Title: Internet Printing Protocol/1.0: Encoding and Transport
Author(s): R. Herriot, Ed., S. Butler, P. Moore, R. Turner.
Status: EXPERIMENTAL
Date: Apr 1999
Length: 80439
Obsoleted by: RFC2910
This document is one of a set of documents, which together describe all aspects of a new Internet Printing Protocol (IPP). IPP is an application level protocol that can be used for distributed printing using Internet tools and technologies. This document defines the rules for encoding IPP operations and IPP attributes into a new Internet mime media type called "application/ipp". This document also defines the rules for transporting over HTTP a message body whose Content-Type is "application/ipp".
The full set of IPP documents includes:
Design Goals for an Internet Printing Protocol [RFC2567]
Rationale for the Structure and Model and Protocol for the
Internet Printing Protocol [RFC2568]
Internet Printing Protocol/1.0: Model and Semantics [RFC2566]
Internet Printing Protocol/1.0: Encoding and Transport (this
document)
Internet Printing Protocol/1.0: Implementer's Guide [ipp-iig]
Mapping between LPD and IPP Protocols [RFC2569]
The document, "Design Goals for an Internet Printing Protocol", takes a broad look at distributed printing functionality, and it enumerates real-life scenarios that help to clarify the features that need to be included in a printing protocol for the Internet. It identifies requirements for three types of users: end users, operators, and administrators.
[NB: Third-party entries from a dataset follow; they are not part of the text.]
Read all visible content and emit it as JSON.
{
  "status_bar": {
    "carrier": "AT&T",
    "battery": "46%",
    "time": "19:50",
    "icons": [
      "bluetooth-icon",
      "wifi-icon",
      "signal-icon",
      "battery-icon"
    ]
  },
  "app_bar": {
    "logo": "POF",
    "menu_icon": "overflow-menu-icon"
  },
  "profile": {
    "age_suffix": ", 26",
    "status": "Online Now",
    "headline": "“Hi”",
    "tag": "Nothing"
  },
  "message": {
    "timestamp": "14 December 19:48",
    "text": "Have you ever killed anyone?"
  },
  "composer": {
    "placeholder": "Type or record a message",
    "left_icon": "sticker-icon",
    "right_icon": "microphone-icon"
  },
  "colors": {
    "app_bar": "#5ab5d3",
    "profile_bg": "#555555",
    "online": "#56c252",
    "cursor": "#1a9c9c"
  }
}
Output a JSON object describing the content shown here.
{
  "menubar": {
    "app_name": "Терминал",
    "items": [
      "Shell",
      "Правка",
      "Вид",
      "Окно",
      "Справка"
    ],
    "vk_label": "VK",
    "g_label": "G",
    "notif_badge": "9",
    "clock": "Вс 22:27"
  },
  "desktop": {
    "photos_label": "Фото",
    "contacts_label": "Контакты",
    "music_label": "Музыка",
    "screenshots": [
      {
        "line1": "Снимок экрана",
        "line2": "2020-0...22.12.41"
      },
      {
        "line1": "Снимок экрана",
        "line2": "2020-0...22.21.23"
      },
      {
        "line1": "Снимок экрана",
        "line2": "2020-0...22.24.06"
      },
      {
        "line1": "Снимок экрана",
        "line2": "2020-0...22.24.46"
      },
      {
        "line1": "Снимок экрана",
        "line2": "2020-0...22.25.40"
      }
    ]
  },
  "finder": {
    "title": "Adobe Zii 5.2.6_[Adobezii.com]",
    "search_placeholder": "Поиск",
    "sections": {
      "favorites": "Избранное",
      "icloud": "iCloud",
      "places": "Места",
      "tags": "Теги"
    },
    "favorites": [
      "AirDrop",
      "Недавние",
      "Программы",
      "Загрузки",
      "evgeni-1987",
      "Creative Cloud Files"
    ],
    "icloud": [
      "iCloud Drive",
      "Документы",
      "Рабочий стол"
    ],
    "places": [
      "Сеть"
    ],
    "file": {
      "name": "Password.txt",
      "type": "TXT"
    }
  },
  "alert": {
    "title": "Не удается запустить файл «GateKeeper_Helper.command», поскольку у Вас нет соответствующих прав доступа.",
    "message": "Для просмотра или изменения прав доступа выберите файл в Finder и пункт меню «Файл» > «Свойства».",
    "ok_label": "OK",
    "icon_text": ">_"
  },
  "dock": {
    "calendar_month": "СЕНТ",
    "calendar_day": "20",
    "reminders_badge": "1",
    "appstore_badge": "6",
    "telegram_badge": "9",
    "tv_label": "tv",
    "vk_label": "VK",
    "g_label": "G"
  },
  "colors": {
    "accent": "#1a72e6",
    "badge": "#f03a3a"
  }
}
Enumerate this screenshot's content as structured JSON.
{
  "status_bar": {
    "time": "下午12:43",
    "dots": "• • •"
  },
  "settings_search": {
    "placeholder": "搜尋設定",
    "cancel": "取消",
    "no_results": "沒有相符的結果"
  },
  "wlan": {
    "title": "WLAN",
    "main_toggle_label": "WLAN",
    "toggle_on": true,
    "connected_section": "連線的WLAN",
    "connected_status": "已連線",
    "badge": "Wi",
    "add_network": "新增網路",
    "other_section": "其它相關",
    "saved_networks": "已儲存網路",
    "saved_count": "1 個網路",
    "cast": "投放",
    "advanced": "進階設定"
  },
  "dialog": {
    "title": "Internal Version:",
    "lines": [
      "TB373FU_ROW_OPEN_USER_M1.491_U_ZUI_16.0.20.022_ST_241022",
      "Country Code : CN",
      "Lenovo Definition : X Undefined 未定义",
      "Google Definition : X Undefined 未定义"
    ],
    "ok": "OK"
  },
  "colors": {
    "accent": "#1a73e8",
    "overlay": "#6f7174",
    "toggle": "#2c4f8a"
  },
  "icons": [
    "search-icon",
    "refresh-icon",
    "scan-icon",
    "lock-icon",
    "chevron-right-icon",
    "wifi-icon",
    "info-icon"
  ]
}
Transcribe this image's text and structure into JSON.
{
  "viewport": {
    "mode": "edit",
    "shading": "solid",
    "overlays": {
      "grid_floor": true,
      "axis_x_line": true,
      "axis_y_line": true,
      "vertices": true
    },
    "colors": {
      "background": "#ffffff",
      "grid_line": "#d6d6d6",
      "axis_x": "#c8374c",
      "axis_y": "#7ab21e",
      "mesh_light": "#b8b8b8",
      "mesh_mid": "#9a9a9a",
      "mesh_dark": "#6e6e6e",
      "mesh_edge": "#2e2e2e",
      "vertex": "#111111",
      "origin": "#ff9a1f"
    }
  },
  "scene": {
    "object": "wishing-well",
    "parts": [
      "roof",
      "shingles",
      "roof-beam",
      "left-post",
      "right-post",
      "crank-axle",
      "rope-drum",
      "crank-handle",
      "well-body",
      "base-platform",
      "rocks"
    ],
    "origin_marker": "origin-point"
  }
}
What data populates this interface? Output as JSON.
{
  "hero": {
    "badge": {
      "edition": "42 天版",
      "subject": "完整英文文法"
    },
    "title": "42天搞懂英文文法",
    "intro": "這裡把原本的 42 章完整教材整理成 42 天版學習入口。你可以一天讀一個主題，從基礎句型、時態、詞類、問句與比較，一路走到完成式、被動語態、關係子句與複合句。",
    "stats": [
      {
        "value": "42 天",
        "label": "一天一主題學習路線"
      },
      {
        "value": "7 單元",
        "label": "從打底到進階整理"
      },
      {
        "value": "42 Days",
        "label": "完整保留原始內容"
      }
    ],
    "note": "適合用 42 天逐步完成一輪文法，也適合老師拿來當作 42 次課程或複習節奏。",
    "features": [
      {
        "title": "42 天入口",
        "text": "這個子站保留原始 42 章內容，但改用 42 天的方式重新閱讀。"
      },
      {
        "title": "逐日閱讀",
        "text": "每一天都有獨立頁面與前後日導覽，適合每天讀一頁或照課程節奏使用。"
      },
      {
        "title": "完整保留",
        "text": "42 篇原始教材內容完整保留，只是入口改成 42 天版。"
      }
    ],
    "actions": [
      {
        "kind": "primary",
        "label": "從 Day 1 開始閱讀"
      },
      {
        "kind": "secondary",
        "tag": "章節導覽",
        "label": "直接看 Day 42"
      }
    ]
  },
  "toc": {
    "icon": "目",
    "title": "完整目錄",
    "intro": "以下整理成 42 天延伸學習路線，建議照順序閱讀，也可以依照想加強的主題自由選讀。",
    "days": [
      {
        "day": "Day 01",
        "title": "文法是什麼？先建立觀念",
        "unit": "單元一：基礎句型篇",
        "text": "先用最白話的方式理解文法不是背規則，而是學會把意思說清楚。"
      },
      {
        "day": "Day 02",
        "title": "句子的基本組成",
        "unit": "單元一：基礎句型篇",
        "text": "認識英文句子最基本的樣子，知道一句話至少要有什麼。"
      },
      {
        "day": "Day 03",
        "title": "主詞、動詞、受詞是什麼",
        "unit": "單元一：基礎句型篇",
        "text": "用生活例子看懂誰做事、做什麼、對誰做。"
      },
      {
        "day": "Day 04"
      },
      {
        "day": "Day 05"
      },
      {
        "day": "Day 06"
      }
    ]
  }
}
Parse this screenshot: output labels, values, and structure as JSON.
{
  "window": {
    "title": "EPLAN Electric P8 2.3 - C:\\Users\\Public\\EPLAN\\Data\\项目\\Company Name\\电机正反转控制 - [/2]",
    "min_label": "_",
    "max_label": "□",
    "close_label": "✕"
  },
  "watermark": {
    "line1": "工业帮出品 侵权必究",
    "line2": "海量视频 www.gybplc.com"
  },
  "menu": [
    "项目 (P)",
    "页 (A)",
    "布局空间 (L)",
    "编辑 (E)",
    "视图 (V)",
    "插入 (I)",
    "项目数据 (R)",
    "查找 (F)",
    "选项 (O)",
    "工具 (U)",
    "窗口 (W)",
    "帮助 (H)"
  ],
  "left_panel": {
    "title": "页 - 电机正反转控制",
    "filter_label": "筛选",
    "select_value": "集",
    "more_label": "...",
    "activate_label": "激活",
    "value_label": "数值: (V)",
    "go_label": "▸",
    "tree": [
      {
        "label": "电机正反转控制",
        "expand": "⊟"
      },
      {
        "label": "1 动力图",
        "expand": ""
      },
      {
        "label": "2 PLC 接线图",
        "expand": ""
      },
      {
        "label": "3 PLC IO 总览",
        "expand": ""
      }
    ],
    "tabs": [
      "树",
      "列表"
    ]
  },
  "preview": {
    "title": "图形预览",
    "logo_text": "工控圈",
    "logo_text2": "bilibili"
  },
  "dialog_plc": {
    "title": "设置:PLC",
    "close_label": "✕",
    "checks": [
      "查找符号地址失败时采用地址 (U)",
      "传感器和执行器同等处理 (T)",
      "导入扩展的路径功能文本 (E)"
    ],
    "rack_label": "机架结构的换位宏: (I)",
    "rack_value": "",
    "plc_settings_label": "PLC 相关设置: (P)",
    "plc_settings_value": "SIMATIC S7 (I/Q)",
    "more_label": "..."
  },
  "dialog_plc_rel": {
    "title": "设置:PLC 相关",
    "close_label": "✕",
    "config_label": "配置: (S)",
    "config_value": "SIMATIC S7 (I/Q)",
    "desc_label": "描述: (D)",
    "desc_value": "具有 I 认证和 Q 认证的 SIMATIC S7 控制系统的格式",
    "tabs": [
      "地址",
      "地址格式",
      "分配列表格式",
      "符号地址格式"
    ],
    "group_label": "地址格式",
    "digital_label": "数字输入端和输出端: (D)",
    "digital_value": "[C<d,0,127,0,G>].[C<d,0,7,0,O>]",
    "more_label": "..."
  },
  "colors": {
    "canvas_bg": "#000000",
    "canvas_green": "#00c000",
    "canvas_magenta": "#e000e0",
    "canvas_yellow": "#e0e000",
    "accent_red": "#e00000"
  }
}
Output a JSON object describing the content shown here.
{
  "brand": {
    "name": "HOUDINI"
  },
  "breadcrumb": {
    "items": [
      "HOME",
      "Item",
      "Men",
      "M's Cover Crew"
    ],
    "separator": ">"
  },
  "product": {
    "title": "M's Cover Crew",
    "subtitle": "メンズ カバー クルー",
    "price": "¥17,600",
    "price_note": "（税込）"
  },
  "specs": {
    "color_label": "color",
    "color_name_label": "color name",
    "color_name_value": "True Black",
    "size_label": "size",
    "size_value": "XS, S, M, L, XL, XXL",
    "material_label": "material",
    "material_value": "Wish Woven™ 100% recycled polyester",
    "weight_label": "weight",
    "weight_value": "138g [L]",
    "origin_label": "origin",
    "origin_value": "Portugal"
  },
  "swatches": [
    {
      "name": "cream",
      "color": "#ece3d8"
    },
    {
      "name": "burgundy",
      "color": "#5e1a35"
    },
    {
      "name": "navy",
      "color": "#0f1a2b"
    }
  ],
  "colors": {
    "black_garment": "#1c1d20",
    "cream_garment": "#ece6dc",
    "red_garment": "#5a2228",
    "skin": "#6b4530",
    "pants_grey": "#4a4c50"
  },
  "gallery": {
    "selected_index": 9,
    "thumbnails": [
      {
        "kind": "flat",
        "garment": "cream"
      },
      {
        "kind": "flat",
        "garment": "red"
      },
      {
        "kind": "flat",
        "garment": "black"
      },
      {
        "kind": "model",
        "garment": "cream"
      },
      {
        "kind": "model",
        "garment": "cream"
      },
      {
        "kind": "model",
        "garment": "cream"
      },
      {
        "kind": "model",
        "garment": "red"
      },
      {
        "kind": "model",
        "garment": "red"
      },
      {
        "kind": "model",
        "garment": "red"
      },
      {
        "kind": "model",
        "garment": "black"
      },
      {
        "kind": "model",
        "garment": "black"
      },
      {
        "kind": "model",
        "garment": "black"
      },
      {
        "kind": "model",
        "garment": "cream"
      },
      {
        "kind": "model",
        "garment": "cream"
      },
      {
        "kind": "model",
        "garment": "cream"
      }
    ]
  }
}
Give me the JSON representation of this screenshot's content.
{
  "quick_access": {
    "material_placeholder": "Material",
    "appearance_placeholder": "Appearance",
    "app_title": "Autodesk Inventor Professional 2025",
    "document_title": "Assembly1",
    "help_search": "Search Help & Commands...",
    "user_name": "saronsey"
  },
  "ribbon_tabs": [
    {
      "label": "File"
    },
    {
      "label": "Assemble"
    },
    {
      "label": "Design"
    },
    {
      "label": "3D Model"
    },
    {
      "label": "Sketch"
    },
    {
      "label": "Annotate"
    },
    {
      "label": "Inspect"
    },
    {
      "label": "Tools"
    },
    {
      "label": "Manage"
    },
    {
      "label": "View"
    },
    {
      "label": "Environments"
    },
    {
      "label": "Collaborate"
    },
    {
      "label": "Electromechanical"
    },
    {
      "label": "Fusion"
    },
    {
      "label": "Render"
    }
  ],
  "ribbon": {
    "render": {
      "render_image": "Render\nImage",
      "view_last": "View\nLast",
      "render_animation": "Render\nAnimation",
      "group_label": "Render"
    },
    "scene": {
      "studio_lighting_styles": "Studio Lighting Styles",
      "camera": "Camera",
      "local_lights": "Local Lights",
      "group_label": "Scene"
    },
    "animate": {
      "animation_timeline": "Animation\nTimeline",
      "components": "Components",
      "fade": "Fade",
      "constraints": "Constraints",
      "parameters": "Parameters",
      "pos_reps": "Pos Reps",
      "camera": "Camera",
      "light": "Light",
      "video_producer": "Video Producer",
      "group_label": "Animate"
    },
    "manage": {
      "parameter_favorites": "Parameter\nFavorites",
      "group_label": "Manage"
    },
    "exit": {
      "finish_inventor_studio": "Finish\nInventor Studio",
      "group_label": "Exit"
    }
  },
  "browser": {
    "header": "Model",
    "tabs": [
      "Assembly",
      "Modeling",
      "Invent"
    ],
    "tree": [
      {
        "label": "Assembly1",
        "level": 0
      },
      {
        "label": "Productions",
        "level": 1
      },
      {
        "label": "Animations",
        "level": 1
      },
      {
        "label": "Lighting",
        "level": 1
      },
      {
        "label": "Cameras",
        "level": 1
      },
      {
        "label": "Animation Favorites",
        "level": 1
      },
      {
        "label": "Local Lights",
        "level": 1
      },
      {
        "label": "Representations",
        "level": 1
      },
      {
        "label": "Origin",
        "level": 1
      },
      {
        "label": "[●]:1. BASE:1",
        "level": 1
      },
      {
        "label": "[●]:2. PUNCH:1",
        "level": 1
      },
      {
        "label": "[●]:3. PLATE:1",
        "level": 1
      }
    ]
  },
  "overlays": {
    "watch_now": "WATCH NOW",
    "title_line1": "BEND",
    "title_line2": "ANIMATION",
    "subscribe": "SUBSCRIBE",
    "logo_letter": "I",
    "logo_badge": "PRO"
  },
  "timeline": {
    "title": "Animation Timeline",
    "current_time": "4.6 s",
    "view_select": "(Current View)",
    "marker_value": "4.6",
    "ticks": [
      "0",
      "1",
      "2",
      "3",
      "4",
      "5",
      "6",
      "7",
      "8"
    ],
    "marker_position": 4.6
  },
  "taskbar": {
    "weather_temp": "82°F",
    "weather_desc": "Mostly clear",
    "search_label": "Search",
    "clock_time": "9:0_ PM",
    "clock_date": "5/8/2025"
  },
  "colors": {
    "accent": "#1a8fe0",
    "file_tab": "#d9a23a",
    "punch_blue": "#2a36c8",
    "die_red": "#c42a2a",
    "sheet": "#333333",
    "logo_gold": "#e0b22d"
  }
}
It calls out a subset of end user requirements that are satisfied in IPP/1.0. Operator and administrator requirements are out of scope for version 1.0.
The document, "Rationale for the Structure and Model and Protocol for the Internet Printing Protocol", describes IPP from a high level view, defines a roadmap for the various documents that form the suite of IPP specifications, and gives background and rationale for the IETF working group's major decisions.
The document, "Internet Printing Protocol/1.0: Model and Semantics", describes a simplified model with abstract objects, their attributes, and their operations that are independent of encoding and transport. It introduces a Printer and a Job object. The Job object optionally supports multiple documents per Job. It also addresses security, internationalization, and directory issues.
This document "Internet Printing Protocol/1.0: Implementer's Guide", gives advice to implementers of IPP clients and IPP objects. The document "Mapping between LPD and IPP Protocols" gives some advice to implementers of gateways between IPP and LPD (Line Printer Daemon) implementations.